Lagos State, one of the top 10 world’s fastest-growing cities and urban areas, has planned to raise as much as $10 billion in private investment to boost electricity supply to nearly five million households by 2032.

Governor Babajide Sanwo-Olu made this known in an interview with Bloomberg.

“We’ve done an extensive power roadmap in energy for Lagos and we have an idea of what our requirements will be for the next 10 years.

“We’re trying to grow our power requirement and based on the energy needs, it will be about 10,000 to 12,000 megawatts of power. So it could be an investment opportunity of up to like $10 billion. So, we’re going to put that in front of investors,” Sanwo-Olu said.

According to the state’s ministry of energy and mineral resources, Lagos receives about 25 percent of the 5,000 megawatts of national grid-connected electricity, forcing the city to rely on fragmented off-grid power sources.

Sanwo-Olu also stated that his government is collaborating with the World Bank and USAID to create off-grid options to encourage the usage of renewable energy in Lagos, Africa’s most populated city.

The state intends to create more than 1GW of solar photovoltaic energy in seven years, which will enable it to electrify 1.6 million homes by 2030.

In line with this, the state government had earlier signed a $6 million solar deployment deal with the Norway government at the opening of the Lagos-Norway Energy Exchange in Lagos.

The former Commissioner for Energy and Mineral Resources, Olalere Odusote, said at the signing of the deal that renewable energy investment is welcome in the state to bridge the gap in energy poverty faced in the state and Nigeria at large.

He said the agreement signed further reiterates the State’s commitment to generate over 1 gigawatts of power by 2030.

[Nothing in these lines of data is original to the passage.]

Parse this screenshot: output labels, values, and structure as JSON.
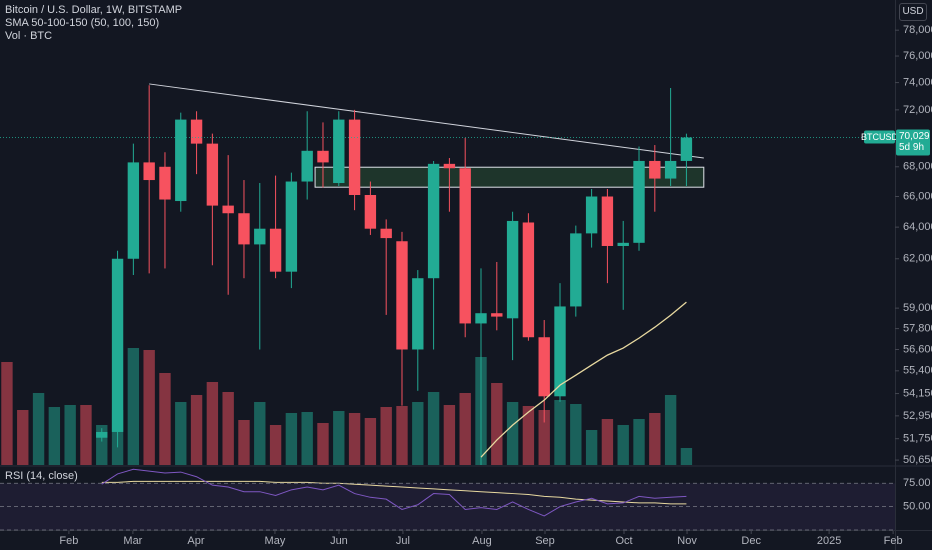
{
  "chart_data": {
    "type": "candlestick",
    "title": "Bitcoin / U.S. Dollar, 1W, BITSTAMP",
    "indicators": [
      "SMA 50-100-150 (50, 100, 150)",
      "Vol · BTC"
    ],
    "currency": "USD",
    "log_scale": true,
    "ylim": [
      50400,
      80400
    ],
    "yticks": [
      {
        "value": 78000,
        "label": "78,000"
      },
      {
        "value": 76000,
        "label": "76,000"
      },
      {
        "value": 74000,
        "label": "74,000"
      },
      {
        "value": 72000,
        "label": "72,000"
      },
      {
        "value": 68000,
        "label": "68,000"
      },
      {
        "value": 66000,
        "label": "66,000"
      },
      {
        "value": 64000,
        "label": "64,000"
      },
      {
        "value": 62000,
        "label": "62,000"
      },
      {
        "value": 59000,
        "label": "59,000"
      },
      {
        "value": 57800,
        "label": "57,800"
      },
      {
        "value": 56600,
        "label": "56,600"
      },
      {
        "value": 55400,
        "label": "55,400"
      },
      {
        "value": 54150,
        "label": "54,150"
      },
      {
        "value": 52950,
        "label": "52,950"
      },
      {
        "value": 51750,
        "label": "51,750"
      },
      {
        "value": 50650,
        "label": "50,650"
      }
    ],
    "xlim": [
      -0.44,
      56.2
    ],
    "xticks": [
      {
        "value": 3.92,
        "label": "Feb"
      },
      {
        "value": 7.97,
        "label": "Mar"
      },
      {
        "value": 11.96,
        "label": "Apr"
      },
      {
        "value": 16.96,
        "label": "May"
      },
      {
        "value": 21.01,
        "label": "Jun"
      },
      {
        "value": 25.06,
        "label": "Jul"
      },
      {
        "value": 30.06,
        "label": "Aug"
      },
      {
        "value": 34.05,
        "label": "Sep"
      },
      {
        "value": 39.05,
        "label": "Oct"
      },
      {
        "value": 43.04,
        "label": "Nov"
      },
      {
        "value": 47.1,
        "label": "Dec"
      },
      {
        "value": 52.03,
        "label": "2025"
      },
      {
        "value": 56.08,
        "label": "Feb"
      }
    ],
    "up_color": "#22ab94",
    "down_color": "#f7525f",
    "x": [
      6,
      7,
      8,
      9,
      10,
      11,
      12,
      13,
      14,
      15,
      16,
      17,
      18,
      19,
      20,
      21,
      22,
      23,
      24,
      25,
      26,
      27,
      28,
      29,
      30,
      31,
      32,
      33,
      34,
      35,
      36,
      37,
      38,
      39,
      40,
      41,
      42,
      43
    ],
    "open": [
      51800,
      52100,
      62000,
      68300,
      68000,
      65700,
      71300,
      69600,
      65400,
      64900,
      62900,
      63900,
      61200,
      67000,
      69100,
      66900,
      71300,
      66100,
      63900,
      63100,
      56600,
      60800,
      68200,
      67900,
      58100,
      58700,
      58400,
      64300,
      57300,
      54000,
      59100,
      63600,
      66000,
      62800,
      63000,
      68400,
      67200,
      68400
    ],
    "high": [
      52300,
      62500,
      69600,
      73800,
      69000,
      71800,
      71900,
      70300,
      68800,
      67100,
      66900,
      67400,
      67600,
      71900,
      71100,
      71900,
      72000,
      67000,
      64500,
      63700,
      61300,
      68400,
      68600,
      70000,
      61400,
      61800,
      65000,
      64900,
      58300,
      60500,
      64100,
      66500,
      66500,
      64400,
      69400,
      69500,
      73600,
      70300
    ],
    "low": [
      51600,
      51300,
      61000,
      61100,
      61400,
      65000,
      67500,
      61600,
      59800,
      60800,
      56600,
      60800,
      60200,
      65800,
      66600,
      66700,
      65100,
      63500,
      58600,
      53500,
      54300,
      56600,
      65000,
      57300,
      49000,
      57700,
      56000,
      57100,
      52600,
      53700,
      58500,
      62700,
      60500,
      58900,
      62500,
      65000,
      66700,
      66700
    ],
    "close": [
      52100,
      62000,
      68300,
      67100,
      65800,
      71300,
      69600,
      65400,
      64900,
      62900,
      63900,
      61200,
      67000,
      69100,
      68300,
      71300,
      66100,
      63900,
      63300,
      56600,
      60800,
      68200,
      67900,
      58100,
      58700,
      58500,
      64400,
      57300,
      54000,
      59100,
      63600,
      66000,
      62800,
      63000,
      68400,
      67200,
      68400,
      70029
    ],
    "volume": {
      "x": [
        0,
        1,
        2,
        3,
        4,
        5,
        6,
        7,
        8,
        9,
        10,
        11,
        12,
        13,
        14,
        15,
        16,
        17,
        18,
        19,
        20,
        21,
        22,
        23,
        24,
        25,
        26,
        27,
        28,
        29,
        30,
        31,
        32,
        33,
        34,
        35,
        36,
        37,
        38,
        39,
        40,
        41,
        42,
        43
      ],
      "values": [
        103,
        55,
        72,
        58,
        60,
        60,
        40,
        55,
        117,
        115,
        92,
        63,
        70,
        83,
        73,
        45,
        63,
        40,
        52,
        53,
        42,
        54,
        52,
        47,
        58,
        59,
        63,
        73,
        60,
        72,
        108,
        82,
        63,
        59,
        55,
        65,
        61,
        35,
        46,
        40,
        46,
        52,
        70,
        17
      ],
      "colors": [
        "#f7525f",
        "#f7525f",
        "#22ab94",
        "#22ab94",
        "#22ab94",
        "#f7525f",
        "#22ab94",
        "#22ab94",
        "#22ab94",
        "#f7525f",
        "#f7525f",
        "#22ab94",
        "#f7525f",
        "#f7525f",
        "#f7525f",
        "#f7525f",
        "#22ab94",
        "#f7525f",
        "#22ab94",
        "#22ab94",
        "#f7525f",
        "#22ab94",
        "#f7525f",
        "#f7525f",
        "#f7525f",
        "#f7525f",
        "#22ab94",
        "#22ab94",
        "#f7525f",
        "#f7525f",
        "#22ab94",
        "#f7525f",
        "#22ab94",
        "#f7525f",
        "#f7525f",
        "#22ab94",
        "#22ab94",
        "#22ab94",
        "#f7525f",
        "#22ab94",
        "#22ab94",
        "#f7525f",
        "#22ab94",
        "#22ab94"
      ],
      "vlim": [
        0,
        250
      ]
    },
    "sma": {
      "color": "#e8d9a0",
      "x": [
        30,
        31,
        32,
        33,
        34,
        35,
        36,
        37,
        38,
        39,
        40,
        41,
        42,
        43
      ],
      "values": [
        50800,
        51680,
        52460,
        53150,
        53790,
        54610,
        55160,
        55720,
        56280,
        56680,
        57250,
        57880,
        58580,
        59360
      ]
    },
    "trendline": {
      "color": "#d1d4dc",
      "x": [
        9,
        44.1
      ],
      "values": [
        73900,
        68600
      ]
    },
    "zone": {
      "color": "#4caf50",
      "x": [
        19.5,
        44.1
      ],
      "values": [
        66620,
        67970
      ]
    },
    "last_price": {
      "symbol": "BTCUSD",
      "value": 70029,
      "label": "70,029",
      "countdown": "5d 9h",
      "color": "#22ab94"
    },
    "rsi": {
      "title": "RSI (14, close)",
      "ylim": [
        25,
        93.5
      ],
      "yticks": [
        {
          "value": 75,
          "label": "75.00"
        },
        {
          "value": 50,
          "label": "50.00"
        },
        {
          "value": 25,
          "label": null
        }
      ],
      "line": {
        "color": "#7e57c2",
        "values": [
          74,
          85,
          90,
          88,
          86,
          87,
          82,
          73,
          71,
          66,
          66,
          62,
          68,
          71,
          68,
          73,
          64,
          60,
          58,
          47,
          52,
          64,
          63,
          47,
          49,
          47,
          55,
          47,
          40,
          50,
          55,
          59,
          53,
          54,
          61,
          59,
          60,
          61
        ]
      },
      "ma": {
        "color": "#e8d9a0",
        "values": [
          76,
          76,
          77,
          77,
          77,
          77,
          77,
          77,
          77,
          77,
          77,
          76,
          76,
          76,
          75,
          75,
          74,
          73,
          72,
          71,
          70,
          69,
          68,
          67,
          66,
          65,
          64,
          63,
          61,
          60,
          58,
          57,
          56,
          55,
          54,
          54,
          53,
          53
        ]
      }
    }
  }
}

The governor also expects the Lagos mass transit rail line, which was designed to alleviate the city’s notorious traffic snarl, to begin operations by the end of August, following an eight-month delay.

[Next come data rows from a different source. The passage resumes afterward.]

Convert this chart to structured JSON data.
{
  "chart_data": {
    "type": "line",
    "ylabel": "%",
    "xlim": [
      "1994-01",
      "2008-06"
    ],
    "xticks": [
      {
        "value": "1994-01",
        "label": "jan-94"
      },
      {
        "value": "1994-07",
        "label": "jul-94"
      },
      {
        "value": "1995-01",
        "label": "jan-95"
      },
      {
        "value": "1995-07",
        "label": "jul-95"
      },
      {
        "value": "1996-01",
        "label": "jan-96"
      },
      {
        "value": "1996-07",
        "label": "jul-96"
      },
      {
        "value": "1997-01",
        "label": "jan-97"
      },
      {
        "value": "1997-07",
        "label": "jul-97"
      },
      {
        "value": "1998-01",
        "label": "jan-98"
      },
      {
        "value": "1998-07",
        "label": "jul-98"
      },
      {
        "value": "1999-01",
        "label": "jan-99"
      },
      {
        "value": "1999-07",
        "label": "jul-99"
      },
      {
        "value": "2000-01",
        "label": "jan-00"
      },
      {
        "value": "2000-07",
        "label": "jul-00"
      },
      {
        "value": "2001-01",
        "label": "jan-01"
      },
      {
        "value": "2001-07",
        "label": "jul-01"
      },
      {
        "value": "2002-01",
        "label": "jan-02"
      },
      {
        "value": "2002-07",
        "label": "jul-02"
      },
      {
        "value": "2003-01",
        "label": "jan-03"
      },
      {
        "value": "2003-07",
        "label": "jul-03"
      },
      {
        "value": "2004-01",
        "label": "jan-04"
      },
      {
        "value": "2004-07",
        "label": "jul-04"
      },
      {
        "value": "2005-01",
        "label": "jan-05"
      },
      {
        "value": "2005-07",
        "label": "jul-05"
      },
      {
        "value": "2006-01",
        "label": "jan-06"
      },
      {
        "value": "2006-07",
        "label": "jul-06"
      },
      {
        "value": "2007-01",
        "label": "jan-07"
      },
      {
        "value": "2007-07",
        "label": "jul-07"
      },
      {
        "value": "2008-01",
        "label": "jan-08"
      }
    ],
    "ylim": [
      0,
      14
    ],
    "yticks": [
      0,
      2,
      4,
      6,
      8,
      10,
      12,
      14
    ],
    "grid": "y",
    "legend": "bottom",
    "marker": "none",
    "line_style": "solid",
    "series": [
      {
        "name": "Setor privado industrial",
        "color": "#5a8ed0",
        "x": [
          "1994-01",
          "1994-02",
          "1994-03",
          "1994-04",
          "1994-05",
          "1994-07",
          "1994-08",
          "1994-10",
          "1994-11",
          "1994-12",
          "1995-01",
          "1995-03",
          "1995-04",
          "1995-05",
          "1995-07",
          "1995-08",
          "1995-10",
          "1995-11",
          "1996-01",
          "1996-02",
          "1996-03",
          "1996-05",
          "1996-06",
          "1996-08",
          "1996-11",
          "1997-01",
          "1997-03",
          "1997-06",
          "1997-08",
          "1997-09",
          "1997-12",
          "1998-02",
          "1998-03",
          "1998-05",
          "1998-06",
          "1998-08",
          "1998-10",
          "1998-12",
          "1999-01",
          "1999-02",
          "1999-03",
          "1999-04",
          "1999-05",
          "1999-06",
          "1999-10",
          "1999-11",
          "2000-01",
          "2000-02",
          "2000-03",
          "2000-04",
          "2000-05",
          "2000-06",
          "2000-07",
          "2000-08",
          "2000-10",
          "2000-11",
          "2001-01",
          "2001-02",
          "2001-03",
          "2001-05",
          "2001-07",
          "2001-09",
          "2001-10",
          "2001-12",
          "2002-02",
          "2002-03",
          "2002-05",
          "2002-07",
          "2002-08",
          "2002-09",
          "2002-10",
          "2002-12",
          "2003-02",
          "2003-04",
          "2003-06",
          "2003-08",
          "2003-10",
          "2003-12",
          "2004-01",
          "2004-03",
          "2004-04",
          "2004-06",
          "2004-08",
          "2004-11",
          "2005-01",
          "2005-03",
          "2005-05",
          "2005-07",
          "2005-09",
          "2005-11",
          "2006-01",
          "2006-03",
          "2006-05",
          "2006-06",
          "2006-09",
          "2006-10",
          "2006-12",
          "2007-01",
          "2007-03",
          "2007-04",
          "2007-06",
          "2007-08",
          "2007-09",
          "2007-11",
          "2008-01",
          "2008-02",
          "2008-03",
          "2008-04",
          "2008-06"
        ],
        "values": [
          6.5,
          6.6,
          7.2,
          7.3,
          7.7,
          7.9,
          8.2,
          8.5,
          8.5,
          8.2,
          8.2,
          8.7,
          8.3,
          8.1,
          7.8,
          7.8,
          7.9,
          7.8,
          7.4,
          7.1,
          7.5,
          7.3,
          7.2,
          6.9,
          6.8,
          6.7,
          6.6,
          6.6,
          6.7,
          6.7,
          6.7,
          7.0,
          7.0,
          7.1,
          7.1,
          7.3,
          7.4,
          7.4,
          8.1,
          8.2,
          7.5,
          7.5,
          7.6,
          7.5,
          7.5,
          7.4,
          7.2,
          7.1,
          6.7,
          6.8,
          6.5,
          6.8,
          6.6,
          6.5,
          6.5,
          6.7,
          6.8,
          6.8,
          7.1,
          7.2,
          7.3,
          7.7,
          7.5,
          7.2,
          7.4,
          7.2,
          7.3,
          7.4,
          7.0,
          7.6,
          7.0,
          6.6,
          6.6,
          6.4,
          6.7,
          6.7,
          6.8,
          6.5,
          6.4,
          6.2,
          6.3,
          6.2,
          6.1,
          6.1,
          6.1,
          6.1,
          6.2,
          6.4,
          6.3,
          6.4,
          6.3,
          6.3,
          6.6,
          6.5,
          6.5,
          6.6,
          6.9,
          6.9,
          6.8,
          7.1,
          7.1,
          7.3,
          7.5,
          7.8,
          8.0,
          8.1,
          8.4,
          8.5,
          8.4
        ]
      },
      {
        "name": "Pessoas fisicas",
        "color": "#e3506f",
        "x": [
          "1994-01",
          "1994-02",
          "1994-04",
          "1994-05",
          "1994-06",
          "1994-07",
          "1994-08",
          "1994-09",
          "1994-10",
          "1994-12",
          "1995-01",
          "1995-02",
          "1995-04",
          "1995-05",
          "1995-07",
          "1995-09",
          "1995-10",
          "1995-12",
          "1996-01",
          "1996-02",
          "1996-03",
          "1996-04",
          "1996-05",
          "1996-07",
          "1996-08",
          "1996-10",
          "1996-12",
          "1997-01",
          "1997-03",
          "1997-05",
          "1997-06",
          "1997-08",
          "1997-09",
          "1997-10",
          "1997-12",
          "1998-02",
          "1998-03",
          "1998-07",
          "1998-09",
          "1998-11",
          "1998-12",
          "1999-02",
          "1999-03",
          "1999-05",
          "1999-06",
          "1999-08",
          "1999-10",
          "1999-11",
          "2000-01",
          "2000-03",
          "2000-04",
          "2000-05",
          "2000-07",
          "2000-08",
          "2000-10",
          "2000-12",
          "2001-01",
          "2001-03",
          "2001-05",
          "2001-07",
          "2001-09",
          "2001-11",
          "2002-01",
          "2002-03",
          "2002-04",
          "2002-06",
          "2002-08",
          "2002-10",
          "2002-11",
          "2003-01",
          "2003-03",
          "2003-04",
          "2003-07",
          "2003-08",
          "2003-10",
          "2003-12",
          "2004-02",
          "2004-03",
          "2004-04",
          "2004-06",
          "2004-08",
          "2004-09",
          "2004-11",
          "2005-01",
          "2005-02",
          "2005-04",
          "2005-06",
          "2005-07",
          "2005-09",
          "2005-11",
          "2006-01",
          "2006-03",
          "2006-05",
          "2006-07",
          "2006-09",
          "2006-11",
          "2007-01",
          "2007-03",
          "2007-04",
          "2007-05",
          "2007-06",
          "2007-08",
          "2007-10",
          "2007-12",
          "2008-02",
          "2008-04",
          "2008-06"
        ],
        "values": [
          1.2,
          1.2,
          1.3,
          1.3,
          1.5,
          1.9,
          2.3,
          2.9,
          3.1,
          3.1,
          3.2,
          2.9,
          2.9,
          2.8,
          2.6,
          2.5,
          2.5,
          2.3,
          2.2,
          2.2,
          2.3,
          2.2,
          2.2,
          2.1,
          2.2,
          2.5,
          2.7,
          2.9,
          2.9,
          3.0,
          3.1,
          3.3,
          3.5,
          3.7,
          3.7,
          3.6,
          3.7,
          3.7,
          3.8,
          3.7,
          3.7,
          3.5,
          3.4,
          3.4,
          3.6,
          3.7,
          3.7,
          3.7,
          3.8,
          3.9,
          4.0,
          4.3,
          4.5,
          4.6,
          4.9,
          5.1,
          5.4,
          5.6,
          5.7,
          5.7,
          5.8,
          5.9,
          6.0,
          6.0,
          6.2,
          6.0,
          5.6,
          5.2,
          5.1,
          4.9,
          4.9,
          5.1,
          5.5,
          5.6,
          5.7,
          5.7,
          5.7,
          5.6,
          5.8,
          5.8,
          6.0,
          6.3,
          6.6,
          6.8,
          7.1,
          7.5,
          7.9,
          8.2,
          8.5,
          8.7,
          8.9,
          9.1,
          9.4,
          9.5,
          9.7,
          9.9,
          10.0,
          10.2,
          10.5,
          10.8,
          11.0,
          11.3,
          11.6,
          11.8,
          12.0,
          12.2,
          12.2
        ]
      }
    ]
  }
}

The railway, built by China Civil Engineering Construction Corp., is scheduled to run on electric rails, but the governor said the construction of an independent power plant has been delayed by several months due to a “global disruption” in the delivery of crucial components.

“They’re almost in the country now. We even need it now more than ever before because of subsidy issues and so we’re working round the clock,” he said.

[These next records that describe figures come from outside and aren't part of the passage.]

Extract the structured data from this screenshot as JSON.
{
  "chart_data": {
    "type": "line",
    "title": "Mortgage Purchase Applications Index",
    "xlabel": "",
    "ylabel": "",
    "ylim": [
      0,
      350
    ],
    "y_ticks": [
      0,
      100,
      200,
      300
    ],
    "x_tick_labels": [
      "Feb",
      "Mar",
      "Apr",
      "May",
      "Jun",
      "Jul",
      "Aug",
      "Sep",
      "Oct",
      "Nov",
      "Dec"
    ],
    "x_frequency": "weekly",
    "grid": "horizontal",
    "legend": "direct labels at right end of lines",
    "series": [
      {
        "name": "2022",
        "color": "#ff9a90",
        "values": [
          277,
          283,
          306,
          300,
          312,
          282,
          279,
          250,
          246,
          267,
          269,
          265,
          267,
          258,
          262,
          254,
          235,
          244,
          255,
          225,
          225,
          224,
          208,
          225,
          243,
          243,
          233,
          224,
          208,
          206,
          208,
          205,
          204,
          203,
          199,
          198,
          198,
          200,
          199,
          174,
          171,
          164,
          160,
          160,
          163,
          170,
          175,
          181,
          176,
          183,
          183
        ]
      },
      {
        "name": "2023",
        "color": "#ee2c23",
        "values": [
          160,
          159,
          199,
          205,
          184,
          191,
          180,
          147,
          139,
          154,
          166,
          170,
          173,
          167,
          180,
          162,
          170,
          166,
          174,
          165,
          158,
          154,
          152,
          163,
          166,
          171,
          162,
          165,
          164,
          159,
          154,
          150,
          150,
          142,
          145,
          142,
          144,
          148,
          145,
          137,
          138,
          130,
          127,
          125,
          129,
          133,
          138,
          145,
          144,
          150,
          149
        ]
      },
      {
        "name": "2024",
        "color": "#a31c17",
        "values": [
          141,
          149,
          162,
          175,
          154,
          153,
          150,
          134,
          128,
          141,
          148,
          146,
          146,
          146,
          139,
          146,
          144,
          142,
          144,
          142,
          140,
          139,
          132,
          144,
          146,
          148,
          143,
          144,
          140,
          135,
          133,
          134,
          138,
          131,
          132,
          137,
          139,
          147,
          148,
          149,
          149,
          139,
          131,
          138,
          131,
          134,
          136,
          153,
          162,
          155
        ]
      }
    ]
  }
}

According to the Lagos Metropolitan Area Transport Authority, the first phase of the proposed 27-kilometre (16.8 mile) network will initially handle 250,000 passengers each day. The railway will run from Apapa near the Tin Can Island seaport to Marina on Lagos Island.

President Bola Tinubu, in June, signed the Electricity Act, marking a significant update to the 2005 Electricity and Power Sector Reform Act in Nigeria.

Originally enacted in July 2022 during former President Muhammadu Buhari’s administration, the new legislation aims to stimulate private sector investments in the country’s power sector and break the monopoly in electricity generation, transmission, and distribution on a national level.

Nigeria, according to the World Bank, has the largest energy access deficit, with available data as of 2021 showing that 85 million Nigerians of the country’s estimated 206 million population are without access to grid-connected electricity.

As of 31 December 2022, the generating segment of the country’s electricity market comprised 29 operational generating plants with a combined installed capacity of 13,014MW and an average operational capacity of 4,523MW – down 29 percent from 6,371.9MW in 2019.